The NICE CXone Terraform provider doesn’t handle OIDC natively, so trying to pass a GitHub OIDC token directly into the provider config is going to fail. You need an intermediate step to exchange that token for a Genesys Cloud access token.
Here’s a working pattern using a GitHub Action to fetch the token before Terraform runs:
- name: Fetch Genesys Cloud Token
id: get-token
uses: genesyscloud/genesys-cloud-oidc-token-action@v1
with:
organizationId: ${{ secrets.GENESYS_ORG_ID }}
clientId: ${{ secrets.GENESYS_CLIENT_ID }}
clientSecret: ${{ secrets.GENESYS_CLIENT_SECRET }}
scopes: "admin:platform"
- name: Terraform Plan
env:
NICECXONE_OAUTH_TOKEN: ${{ steps.get-token.outputs.access_token }}
run: |
terraform init
terraform plan -out=tfplan
Make sure your GitHub secret GENESYS_CLIENT_SECRET is scoped correctly. The action handles the OAuth2 client credentials flow, so you just pipe the resulting token into the NICECXONE_OAUTH_TOKEN env var. This keeps the secret out of the Terraform state file.
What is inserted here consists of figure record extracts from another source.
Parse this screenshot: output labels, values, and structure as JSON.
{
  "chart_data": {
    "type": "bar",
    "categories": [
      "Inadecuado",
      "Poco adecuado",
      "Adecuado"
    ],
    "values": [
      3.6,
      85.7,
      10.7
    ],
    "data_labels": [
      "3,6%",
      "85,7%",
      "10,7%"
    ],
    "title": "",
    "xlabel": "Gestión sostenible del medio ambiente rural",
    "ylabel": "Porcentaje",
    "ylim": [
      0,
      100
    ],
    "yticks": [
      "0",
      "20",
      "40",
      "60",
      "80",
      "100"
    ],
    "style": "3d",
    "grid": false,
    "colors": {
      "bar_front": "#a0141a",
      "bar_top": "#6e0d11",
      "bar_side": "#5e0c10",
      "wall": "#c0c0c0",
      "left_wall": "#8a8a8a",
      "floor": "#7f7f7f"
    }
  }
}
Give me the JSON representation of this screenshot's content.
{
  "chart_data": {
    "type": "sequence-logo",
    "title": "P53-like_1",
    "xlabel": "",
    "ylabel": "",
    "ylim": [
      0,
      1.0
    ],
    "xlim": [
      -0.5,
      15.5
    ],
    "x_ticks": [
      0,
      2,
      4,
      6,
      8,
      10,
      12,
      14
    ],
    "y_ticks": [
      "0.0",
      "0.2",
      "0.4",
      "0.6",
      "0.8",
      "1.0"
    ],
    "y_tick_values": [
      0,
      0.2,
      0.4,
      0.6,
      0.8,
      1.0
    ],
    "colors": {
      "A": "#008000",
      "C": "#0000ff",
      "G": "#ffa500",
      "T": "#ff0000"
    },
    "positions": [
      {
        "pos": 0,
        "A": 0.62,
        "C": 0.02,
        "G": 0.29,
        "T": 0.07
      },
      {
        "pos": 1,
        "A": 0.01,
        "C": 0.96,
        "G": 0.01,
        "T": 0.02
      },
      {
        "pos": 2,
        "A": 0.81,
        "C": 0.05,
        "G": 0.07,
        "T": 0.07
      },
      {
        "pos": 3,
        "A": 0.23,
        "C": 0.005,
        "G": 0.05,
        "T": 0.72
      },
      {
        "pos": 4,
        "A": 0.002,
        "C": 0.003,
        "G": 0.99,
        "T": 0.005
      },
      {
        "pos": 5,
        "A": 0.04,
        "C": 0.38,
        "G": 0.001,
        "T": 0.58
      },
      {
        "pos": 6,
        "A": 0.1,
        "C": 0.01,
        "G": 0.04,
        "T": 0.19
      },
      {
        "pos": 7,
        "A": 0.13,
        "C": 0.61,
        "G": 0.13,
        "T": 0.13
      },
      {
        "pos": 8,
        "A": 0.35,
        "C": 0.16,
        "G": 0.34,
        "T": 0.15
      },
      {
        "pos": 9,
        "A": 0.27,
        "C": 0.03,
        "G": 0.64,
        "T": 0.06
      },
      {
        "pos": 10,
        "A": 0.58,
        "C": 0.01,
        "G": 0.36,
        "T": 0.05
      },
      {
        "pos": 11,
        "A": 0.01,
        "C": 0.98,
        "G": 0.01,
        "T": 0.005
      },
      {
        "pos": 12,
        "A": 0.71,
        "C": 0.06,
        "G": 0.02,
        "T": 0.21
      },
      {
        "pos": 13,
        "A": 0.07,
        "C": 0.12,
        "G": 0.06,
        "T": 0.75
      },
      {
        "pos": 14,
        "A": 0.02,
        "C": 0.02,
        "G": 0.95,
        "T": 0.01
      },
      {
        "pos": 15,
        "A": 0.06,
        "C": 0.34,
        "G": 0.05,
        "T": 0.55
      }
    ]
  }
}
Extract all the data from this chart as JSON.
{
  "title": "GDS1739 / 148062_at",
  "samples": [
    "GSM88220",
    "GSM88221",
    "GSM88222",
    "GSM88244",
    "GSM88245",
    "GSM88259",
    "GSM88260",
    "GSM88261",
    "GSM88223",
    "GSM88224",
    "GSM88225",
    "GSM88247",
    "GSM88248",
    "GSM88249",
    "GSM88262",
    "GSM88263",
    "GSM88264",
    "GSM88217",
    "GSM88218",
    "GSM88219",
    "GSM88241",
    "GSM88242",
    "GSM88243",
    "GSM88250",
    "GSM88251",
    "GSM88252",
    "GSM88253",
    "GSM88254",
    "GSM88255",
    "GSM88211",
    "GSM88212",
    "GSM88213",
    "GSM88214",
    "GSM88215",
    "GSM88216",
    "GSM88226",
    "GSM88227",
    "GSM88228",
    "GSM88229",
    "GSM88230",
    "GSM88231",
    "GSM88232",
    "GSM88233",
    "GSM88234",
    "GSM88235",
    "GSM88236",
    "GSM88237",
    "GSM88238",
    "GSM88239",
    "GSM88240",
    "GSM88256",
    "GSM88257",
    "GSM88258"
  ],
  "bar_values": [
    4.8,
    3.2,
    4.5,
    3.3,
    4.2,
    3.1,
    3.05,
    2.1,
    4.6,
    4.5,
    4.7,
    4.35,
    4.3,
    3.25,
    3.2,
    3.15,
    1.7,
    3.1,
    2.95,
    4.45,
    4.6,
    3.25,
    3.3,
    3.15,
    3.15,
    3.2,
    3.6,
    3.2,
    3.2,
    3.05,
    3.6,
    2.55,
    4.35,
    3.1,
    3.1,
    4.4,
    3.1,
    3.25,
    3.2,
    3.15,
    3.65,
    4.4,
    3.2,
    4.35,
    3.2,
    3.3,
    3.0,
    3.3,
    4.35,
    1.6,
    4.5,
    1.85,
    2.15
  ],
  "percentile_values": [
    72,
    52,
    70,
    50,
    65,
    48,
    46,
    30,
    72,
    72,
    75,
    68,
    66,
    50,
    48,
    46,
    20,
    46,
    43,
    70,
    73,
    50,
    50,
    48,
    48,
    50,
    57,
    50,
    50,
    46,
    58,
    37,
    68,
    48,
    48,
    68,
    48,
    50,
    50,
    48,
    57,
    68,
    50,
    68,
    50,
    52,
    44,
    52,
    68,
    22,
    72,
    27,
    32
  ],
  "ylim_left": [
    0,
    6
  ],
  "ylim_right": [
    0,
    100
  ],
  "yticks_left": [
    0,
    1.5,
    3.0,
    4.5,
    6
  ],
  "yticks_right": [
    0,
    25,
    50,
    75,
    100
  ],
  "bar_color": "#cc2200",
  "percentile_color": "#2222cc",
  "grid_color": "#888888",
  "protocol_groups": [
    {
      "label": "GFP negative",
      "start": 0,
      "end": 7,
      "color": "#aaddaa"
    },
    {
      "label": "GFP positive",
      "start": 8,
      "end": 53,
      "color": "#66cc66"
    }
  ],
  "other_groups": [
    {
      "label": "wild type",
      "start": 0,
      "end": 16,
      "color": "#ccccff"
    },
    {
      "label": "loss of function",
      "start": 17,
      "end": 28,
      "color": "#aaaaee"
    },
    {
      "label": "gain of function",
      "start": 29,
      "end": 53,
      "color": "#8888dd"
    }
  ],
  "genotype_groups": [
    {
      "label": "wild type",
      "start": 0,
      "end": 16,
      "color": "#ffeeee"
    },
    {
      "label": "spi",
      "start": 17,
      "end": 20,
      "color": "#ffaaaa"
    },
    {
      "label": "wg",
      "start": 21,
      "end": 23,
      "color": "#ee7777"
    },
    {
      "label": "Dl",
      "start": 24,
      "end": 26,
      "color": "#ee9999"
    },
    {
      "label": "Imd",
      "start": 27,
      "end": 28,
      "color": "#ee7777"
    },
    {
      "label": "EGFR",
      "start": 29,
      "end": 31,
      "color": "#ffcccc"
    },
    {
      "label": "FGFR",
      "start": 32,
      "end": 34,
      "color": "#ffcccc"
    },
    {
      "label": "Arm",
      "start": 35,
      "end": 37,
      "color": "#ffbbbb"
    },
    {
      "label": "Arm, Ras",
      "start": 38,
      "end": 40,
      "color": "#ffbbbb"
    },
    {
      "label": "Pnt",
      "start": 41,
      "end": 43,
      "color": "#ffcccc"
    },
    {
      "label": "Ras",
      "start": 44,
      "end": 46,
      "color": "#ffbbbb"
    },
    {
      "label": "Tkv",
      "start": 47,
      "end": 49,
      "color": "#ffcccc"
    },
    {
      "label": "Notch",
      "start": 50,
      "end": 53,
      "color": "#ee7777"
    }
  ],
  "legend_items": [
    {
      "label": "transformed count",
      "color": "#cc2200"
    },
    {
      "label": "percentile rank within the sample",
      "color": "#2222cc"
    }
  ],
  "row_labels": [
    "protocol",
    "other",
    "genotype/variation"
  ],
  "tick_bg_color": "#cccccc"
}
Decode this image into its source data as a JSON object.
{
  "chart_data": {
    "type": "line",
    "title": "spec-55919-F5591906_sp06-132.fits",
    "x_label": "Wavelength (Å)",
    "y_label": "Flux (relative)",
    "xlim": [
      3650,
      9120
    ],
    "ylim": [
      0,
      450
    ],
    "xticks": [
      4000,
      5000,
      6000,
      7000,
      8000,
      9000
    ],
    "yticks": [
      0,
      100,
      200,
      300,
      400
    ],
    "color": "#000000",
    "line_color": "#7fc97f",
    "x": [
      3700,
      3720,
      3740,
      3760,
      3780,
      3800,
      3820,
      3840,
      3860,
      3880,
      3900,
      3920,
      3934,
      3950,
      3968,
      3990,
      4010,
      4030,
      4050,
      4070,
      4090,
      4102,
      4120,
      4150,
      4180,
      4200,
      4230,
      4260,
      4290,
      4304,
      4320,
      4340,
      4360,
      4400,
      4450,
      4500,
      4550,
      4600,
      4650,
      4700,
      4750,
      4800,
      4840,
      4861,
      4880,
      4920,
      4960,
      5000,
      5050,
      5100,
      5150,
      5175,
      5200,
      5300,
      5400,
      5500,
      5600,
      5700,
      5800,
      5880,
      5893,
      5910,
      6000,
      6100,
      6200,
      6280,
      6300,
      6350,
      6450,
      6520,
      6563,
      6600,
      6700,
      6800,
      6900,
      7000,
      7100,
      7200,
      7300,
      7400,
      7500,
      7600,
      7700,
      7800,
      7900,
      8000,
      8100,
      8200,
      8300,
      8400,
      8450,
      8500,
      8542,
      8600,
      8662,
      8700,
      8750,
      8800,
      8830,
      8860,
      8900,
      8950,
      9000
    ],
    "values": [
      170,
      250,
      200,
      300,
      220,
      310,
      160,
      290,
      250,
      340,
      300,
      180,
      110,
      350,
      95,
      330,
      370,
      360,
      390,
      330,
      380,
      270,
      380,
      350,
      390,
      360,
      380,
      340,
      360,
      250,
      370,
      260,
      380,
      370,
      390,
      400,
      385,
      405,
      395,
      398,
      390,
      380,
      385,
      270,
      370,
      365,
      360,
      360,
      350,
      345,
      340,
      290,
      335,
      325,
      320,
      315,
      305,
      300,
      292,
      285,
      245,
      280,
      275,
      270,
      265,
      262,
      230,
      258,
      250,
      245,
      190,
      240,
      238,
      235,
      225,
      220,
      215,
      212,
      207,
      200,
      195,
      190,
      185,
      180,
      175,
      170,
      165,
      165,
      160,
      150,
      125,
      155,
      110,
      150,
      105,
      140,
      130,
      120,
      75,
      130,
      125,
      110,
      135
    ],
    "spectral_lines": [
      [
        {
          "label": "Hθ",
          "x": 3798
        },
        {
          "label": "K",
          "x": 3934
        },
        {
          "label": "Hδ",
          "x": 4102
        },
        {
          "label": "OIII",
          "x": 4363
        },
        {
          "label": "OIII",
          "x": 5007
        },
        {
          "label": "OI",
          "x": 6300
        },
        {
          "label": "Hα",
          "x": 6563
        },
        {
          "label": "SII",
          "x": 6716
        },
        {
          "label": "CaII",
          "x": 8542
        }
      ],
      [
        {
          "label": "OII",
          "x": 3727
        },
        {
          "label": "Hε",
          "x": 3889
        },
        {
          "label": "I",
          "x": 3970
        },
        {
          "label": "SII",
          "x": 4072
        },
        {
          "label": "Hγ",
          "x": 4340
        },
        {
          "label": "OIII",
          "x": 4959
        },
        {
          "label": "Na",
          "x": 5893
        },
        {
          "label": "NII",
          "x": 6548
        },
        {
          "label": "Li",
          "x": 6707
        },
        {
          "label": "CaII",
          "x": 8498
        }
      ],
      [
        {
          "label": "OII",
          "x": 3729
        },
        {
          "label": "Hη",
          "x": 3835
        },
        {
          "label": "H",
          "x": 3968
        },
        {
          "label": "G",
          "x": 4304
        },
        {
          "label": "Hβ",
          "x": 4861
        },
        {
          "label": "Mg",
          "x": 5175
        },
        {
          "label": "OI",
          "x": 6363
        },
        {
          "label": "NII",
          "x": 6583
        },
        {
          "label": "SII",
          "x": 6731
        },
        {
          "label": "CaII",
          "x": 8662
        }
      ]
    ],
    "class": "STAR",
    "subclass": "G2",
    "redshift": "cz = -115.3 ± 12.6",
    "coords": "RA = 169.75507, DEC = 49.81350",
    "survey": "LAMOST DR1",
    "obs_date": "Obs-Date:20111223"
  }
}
One thing to watch for is token expiration. The default Genesys token lasts an hour, which is usually fine for a plan, but if your pipeline hangs, it’ll fail. You might want to add a retry logic or shorter timeout in your workflow.
Also, check that your client has the admin:platform scope. Without it, the token won’t have permission to read infrastructure resources, and the plan will error out with a 403 instead of an auth error. It’s a subtle difference that costs a lot of debugging time.